3
votes

I was wondering if sharding is an alternate name for partial replication or not. What I have figured out that --

Partial Repl. – each data item has only copies at some but not all of the nodes (‘Sharding’?)

Pure Partial Repl. – has only copies of a subset of the data item but no node contains a full copy of the database

Hybrid Partial Repl. – a set of nodes are full replicas and another set of nodes are partial replicas

2

2 Answers

4
votes

Partial replication is an interesting way, in which you distribute the data with replication from a master to slaves, each contains a portion of the data. Eventually you get an array of smaller DBs, read only, each contains a portion of the data. Reads can very well be distributed and parallelized.
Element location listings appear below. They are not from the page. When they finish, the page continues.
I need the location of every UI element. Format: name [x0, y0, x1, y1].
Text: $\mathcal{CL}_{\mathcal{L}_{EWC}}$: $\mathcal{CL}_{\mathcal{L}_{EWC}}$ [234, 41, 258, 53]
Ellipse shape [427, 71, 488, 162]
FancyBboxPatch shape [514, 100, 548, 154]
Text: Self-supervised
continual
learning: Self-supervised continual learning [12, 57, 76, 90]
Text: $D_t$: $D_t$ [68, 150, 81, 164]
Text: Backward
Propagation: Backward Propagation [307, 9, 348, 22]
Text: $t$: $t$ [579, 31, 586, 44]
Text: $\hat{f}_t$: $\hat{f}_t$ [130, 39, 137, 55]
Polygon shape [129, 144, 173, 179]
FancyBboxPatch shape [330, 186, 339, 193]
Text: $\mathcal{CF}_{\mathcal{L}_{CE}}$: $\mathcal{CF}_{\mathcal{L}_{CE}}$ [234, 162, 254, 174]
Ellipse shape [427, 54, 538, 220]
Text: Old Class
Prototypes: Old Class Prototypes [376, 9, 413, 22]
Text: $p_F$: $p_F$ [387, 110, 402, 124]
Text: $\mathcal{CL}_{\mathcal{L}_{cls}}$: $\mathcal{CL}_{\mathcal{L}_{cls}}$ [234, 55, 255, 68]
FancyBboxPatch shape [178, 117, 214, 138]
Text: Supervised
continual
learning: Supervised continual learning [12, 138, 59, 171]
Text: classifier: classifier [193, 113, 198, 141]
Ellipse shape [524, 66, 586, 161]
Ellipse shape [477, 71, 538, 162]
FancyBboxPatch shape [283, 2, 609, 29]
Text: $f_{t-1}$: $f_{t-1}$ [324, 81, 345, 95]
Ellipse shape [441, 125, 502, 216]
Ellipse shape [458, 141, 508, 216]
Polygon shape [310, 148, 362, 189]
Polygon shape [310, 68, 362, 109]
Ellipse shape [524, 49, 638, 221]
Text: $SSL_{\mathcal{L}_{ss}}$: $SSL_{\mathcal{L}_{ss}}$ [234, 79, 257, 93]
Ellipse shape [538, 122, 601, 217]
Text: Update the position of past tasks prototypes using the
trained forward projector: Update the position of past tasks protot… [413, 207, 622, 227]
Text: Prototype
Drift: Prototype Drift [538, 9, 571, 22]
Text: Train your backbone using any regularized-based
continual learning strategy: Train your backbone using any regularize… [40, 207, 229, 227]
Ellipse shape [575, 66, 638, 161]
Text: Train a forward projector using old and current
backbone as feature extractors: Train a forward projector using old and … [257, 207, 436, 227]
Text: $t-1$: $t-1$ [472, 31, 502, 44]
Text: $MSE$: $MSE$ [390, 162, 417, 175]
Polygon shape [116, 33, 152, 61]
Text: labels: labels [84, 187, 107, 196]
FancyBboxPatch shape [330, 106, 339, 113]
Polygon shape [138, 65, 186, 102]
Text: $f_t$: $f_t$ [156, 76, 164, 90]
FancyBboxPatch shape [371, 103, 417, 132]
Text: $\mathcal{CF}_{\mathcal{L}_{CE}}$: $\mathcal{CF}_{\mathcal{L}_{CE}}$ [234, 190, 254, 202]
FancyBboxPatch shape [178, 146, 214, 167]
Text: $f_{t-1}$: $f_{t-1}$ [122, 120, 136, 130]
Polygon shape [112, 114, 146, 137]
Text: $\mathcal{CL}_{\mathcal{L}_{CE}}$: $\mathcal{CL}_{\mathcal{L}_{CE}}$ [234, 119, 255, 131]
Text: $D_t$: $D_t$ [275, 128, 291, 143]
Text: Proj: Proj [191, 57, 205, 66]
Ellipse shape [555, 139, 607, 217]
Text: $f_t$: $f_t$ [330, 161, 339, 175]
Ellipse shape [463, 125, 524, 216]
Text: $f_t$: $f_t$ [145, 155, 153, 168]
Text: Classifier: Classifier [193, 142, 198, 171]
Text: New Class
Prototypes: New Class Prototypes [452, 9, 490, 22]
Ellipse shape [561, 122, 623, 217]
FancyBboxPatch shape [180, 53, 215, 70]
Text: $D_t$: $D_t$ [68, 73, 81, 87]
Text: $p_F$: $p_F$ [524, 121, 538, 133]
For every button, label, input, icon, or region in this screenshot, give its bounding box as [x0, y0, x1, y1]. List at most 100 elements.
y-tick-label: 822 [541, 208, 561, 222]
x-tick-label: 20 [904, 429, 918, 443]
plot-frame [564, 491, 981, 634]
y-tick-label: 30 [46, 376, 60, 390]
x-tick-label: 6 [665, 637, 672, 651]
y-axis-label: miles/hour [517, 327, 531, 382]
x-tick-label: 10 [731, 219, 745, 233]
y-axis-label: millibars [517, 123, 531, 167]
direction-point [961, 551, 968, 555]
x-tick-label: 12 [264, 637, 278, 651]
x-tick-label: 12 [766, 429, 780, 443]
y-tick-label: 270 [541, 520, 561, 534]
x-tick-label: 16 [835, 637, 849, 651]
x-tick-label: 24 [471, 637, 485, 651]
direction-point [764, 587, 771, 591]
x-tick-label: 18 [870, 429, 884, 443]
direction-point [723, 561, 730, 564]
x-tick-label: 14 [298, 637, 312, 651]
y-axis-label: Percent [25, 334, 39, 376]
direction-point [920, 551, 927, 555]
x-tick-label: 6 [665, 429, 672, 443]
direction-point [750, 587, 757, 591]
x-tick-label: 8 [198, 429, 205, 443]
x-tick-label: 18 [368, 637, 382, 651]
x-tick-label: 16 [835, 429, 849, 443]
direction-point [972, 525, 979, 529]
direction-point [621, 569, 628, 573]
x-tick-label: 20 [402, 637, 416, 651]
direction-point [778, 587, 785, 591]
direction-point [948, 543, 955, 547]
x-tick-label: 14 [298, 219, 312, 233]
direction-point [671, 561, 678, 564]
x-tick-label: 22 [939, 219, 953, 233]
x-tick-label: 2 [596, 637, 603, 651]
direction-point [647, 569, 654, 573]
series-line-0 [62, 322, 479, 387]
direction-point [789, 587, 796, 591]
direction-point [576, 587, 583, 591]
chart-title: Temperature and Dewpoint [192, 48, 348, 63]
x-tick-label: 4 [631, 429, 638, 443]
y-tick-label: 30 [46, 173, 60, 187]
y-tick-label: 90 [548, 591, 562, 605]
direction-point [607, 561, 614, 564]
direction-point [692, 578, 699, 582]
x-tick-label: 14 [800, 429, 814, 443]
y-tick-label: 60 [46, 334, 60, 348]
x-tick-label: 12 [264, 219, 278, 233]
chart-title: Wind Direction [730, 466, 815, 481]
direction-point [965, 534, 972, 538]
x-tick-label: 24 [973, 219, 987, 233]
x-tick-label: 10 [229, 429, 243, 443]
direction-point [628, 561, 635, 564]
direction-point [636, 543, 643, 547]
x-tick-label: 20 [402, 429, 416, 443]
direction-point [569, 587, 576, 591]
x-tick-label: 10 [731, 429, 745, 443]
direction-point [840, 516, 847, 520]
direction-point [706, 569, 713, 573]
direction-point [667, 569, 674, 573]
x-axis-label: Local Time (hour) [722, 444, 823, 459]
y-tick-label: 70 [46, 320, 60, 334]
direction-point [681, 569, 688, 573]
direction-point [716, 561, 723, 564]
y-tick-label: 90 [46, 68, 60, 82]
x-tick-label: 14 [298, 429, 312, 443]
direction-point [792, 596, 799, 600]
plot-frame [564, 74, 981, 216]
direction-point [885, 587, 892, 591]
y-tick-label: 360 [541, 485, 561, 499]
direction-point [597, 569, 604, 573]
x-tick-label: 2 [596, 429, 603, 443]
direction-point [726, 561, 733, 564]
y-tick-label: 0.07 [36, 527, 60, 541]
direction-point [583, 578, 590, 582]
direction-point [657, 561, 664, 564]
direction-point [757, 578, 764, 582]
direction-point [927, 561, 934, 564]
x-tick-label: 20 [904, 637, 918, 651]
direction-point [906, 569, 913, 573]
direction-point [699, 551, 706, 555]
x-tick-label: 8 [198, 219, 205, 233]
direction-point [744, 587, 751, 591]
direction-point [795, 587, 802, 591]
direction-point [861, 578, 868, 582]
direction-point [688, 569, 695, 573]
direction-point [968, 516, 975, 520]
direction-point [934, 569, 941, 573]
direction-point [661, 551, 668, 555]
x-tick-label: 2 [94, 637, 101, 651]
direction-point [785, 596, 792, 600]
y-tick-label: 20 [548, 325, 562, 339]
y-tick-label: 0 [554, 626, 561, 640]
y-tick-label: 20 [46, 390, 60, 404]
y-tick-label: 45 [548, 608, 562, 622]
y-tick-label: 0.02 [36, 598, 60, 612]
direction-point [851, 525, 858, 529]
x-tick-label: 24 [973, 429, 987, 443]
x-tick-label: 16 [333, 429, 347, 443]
But what about the writes?

Those are still clogged, in 1 big fat lazy master database, tasks as buffer management, locking, thread locks/semaphores, and recovery tasks - are the real bottleneck of the OLTP, they make writes impossible to scale... See more in my blog post here: http://database-scalability.blogspot.com/2012/08/scale-up-partitioning-scale-out.html. BTW - your topic right here just gave me a great idea for another post. I'll link to this question and give you the credit! :)

Sharding is where data appears only once, within an array of DBs. Each database is the complete owner of the data, data is read from there, data is written to there. This way, reads and writes are distributed and parallelized. Real scale-out can be acheived.

Sharding is a mess to handle, to maintain, it's hard as hell. ScaleBase (I work there), enable automatic transparent scale-out, just throw it in the middle and you'll have 10 DBs at the back, and it'll look like 1 to your app. Automatic, transparent super-sharding - in a box.

3
votes

Sharding is a method of horizontal partitioning of a table. It doesn't related to replication. Traditionally an RDBMS server located in the center of system with star like topology. That's why it becomes:

  1. the single point of failure

  2. the performance bottleneck of the system

To resolve issue #1 you use replication: if original server dies you fail over to a replica.

To resolve issue #2 you can:

  1. use sharding

    1.1 do sharding by yourself

    1.2 use your RDBMS "out of the box" clustering mechanism

  2. migrate to a NoSQL solution

Sharding allows you to scale out database to many servers by splitting the data among them. However sharding is a trade-off. It limits you in data joining/intersecting/etc.

You still have issue #1 if you use sharding. So it's a good practice to replicate sharded nodes.